L’Établissement de Retraite additionnelle de la Fonction publique (Erafp), lance une consultation pour sélectionner un ou plusieurs cabinet(s) de conseil spécialisé(s) dans l’évaluation des risques et opportunités liés au changement climatique. Cette consultation, qui vise à apprécier l’exposition du portefeuille de l’Erafp en la matière, s’inscrit d’après un communiqué « dans le cadre de son engagement pour la transition énergétique et écologique renforcé par sa volonté de répondre aux exigences réglementaires ». Les missions du ou des cabinets sont réparties en deux lots. Le premier vise à évaluer l’exposition aux risques et opportunités liés au changement climatique, par des indicateurs tels que l’empreinte carbone ou la contribution à la transition énergétique, des portefeuilles suivants : actions zone Europe, Amérique du Nord, Pacifique et France ; obligations convertibles zone internationale ; obligations d’entreprises libellées en euro et en dollar et obligations souveraines. Le second lot aura pour objet d’assister l’Erafp dans l’élaboration d’une méthodologie de mesure et d’analyse de l’exposition aux enjeux liés au changement climatique dans les portefeuilles Immobilier, d’Infrastructures et de Private Equity. A partir de la méthodologie développée, une évaluation de l’exposition de ces mêmes portefeuilles aux enjeux liés au changement climatique sera réalisée. Le marché sera conclu pour 3 ans et la date limite des soumissions est fixée au 30 novembre 2016, 12 heures.

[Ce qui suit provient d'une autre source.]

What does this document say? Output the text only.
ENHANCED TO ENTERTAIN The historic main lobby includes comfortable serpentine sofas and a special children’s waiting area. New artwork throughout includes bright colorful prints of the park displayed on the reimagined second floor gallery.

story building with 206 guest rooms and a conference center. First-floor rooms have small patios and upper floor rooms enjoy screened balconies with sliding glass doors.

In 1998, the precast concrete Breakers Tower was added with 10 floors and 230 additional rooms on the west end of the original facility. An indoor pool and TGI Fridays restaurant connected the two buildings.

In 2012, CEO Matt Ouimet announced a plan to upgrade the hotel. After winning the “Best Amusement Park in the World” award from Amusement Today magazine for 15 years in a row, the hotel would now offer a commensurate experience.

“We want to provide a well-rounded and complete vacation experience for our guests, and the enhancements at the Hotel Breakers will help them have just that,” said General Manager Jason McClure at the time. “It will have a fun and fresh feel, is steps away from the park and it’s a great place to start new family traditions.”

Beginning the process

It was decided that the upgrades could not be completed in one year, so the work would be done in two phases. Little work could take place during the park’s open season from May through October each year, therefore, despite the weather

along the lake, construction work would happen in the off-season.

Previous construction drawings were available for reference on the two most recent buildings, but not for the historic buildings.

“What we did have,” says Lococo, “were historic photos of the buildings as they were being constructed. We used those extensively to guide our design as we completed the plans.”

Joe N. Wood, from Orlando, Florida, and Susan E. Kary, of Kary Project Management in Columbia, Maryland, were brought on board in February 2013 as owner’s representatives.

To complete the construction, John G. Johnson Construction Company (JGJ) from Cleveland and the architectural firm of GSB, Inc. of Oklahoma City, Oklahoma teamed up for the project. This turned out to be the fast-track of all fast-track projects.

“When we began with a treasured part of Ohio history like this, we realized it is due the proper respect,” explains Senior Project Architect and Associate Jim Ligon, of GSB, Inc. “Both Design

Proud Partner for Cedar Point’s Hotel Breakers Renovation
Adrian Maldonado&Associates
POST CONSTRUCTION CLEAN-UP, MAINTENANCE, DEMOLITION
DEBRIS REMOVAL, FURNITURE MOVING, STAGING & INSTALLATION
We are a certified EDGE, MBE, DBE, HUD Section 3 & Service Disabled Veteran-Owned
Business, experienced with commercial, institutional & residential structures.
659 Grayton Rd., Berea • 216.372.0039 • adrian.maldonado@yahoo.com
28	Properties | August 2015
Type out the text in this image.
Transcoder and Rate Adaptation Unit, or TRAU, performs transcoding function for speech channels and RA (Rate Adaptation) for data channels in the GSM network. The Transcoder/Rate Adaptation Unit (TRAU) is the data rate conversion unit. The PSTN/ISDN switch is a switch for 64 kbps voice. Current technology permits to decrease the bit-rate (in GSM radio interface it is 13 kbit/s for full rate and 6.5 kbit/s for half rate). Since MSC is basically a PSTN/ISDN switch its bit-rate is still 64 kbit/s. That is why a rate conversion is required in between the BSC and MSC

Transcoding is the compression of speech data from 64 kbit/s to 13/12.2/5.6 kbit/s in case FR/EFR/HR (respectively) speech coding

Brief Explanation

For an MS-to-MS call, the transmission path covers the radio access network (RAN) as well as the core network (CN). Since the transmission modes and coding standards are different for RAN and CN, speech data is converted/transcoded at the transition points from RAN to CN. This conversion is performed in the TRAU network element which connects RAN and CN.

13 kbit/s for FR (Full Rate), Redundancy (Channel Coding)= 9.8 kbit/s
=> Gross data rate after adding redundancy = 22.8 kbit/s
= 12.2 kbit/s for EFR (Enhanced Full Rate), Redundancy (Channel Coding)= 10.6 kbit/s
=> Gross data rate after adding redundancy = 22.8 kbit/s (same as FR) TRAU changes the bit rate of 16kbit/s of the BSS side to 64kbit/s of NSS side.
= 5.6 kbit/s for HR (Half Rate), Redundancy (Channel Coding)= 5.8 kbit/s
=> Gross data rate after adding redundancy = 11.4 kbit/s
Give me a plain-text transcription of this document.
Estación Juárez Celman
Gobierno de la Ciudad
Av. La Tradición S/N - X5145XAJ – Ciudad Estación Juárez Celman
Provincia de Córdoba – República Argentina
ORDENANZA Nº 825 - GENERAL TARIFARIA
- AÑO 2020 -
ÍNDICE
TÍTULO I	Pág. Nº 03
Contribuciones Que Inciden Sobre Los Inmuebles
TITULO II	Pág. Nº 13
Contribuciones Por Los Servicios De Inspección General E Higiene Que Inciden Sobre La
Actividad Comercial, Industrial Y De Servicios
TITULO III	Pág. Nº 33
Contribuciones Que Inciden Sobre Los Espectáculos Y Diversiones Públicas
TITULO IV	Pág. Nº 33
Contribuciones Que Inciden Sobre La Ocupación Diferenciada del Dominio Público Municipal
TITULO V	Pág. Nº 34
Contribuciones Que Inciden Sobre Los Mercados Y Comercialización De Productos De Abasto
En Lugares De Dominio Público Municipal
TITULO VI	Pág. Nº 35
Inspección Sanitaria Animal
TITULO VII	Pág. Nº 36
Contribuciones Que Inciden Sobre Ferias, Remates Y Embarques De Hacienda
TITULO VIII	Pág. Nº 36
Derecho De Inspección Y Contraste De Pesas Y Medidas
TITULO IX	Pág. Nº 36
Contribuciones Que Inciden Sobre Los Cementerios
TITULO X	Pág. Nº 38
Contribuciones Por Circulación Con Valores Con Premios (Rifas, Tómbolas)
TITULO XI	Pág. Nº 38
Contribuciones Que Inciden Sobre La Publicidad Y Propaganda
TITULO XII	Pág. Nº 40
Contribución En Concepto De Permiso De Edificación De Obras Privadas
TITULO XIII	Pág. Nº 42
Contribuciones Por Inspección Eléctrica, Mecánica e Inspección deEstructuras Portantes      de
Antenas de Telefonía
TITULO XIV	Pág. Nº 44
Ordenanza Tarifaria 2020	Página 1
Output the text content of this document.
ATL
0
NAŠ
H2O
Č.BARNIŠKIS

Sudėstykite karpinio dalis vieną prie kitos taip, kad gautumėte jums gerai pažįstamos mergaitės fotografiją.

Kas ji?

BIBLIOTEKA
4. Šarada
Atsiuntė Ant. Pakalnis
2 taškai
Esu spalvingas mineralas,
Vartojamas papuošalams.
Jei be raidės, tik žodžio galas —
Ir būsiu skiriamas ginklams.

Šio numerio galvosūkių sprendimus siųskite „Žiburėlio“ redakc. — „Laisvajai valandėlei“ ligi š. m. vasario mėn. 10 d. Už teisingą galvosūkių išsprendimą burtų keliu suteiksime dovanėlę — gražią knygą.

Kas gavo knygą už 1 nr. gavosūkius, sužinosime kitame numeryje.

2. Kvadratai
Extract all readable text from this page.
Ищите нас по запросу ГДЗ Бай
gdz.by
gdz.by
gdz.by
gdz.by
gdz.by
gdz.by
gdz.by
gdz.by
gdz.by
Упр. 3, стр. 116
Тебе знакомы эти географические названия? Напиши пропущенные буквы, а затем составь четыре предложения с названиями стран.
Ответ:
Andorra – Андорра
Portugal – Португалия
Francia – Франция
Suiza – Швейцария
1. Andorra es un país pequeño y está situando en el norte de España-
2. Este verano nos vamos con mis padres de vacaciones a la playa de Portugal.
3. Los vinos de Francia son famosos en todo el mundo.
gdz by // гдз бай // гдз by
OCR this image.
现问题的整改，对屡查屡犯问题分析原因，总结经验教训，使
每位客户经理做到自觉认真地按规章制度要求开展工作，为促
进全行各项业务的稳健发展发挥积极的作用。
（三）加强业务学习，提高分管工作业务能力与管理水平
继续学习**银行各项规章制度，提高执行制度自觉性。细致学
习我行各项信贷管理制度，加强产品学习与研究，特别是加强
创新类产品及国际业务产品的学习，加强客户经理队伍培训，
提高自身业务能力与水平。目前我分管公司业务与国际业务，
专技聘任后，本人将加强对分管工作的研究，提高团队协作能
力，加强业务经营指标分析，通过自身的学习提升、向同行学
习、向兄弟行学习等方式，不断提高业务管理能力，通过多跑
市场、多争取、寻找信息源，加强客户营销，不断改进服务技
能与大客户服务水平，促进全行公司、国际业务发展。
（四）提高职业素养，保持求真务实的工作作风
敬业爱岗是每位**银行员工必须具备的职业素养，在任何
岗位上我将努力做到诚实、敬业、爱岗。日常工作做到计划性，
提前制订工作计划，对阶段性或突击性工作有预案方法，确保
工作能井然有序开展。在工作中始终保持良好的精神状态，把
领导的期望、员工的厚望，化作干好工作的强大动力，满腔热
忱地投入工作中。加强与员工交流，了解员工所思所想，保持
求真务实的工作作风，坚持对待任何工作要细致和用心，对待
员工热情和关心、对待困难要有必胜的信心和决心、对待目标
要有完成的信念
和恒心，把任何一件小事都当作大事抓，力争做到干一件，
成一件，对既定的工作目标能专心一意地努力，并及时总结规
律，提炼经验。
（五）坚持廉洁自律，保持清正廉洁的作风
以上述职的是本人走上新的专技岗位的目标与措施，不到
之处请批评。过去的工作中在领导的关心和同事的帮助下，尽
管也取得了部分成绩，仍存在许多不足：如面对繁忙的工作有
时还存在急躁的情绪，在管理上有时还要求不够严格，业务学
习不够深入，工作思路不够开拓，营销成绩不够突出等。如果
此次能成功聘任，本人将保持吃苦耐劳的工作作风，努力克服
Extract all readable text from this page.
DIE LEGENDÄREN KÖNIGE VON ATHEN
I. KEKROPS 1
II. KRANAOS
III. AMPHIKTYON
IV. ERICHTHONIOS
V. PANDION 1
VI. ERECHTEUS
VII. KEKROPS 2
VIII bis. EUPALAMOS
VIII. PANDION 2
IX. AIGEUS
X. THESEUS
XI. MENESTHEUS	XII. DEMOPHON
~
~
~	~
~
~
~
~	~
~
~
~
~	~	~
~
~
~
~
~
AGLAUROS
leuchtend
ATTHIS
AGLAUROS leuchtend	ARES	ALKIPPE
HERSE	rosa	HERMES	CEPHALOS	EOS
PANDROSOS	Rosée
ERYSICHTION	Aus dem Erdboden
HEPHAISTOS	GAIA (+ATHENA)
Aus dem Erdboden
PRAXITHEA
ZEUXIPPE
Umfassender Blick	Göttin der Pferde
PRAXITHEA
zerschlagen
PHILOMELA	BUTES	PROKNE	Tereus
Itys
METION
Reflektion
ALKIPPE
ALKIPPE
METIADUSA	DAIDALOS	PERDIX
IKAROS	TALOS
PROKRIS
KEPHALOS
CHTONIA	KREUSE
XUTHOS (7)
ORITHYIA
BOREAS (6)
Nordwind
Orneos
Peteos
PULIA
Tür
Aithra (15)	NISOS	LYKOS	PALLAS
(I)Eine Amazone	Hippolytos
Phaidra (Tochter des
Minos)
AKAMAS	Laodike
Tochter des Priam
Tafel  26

Le fonds de pension de Rhode Island va sortir de sept hedge funds, dont ceux gérés par Och-Ziff et Brevan Howard, dans le cadre du repositionnement de son portefeuille, rapporte le Financial Times. D’ici à la fin de l’exercice au 30 juin, la State Investment Commission aura récupéré le gros des 585 millions de dollars investis dans Ascend Capital, Brigade Capital Management, Partner Fund Management, Samlyn Capital et Emerging Sovereign Group. Pour remplacer ces fonds, Rhode Island se tourne vers les stratégies passives « trend following » et le private equity.
Le gestionnaire d’actifs Gottex a dégagé au premier semestre 2016 une perte nette après minoritaires de 3,5 millions de dollars, à comparer à une perte de 5 millions de dollars sur les six premiers mois de 2015, a annoncé la société le 28 octobre. Comme l’avait déjà indiqué Gottex, les actifs sous gestion ont reculé de 6% sur six mois à 6,3 milliards de dollars. La société précise que les commissions de gestion ont atteint 8,5 millions de dollars, en recul de 42%. Les commissions liées à la performance ont également fondu à 0,3 million de dollars. En revanche, les commissions de conseil et autres ont progressé de 25% à 0,8 million de dollars.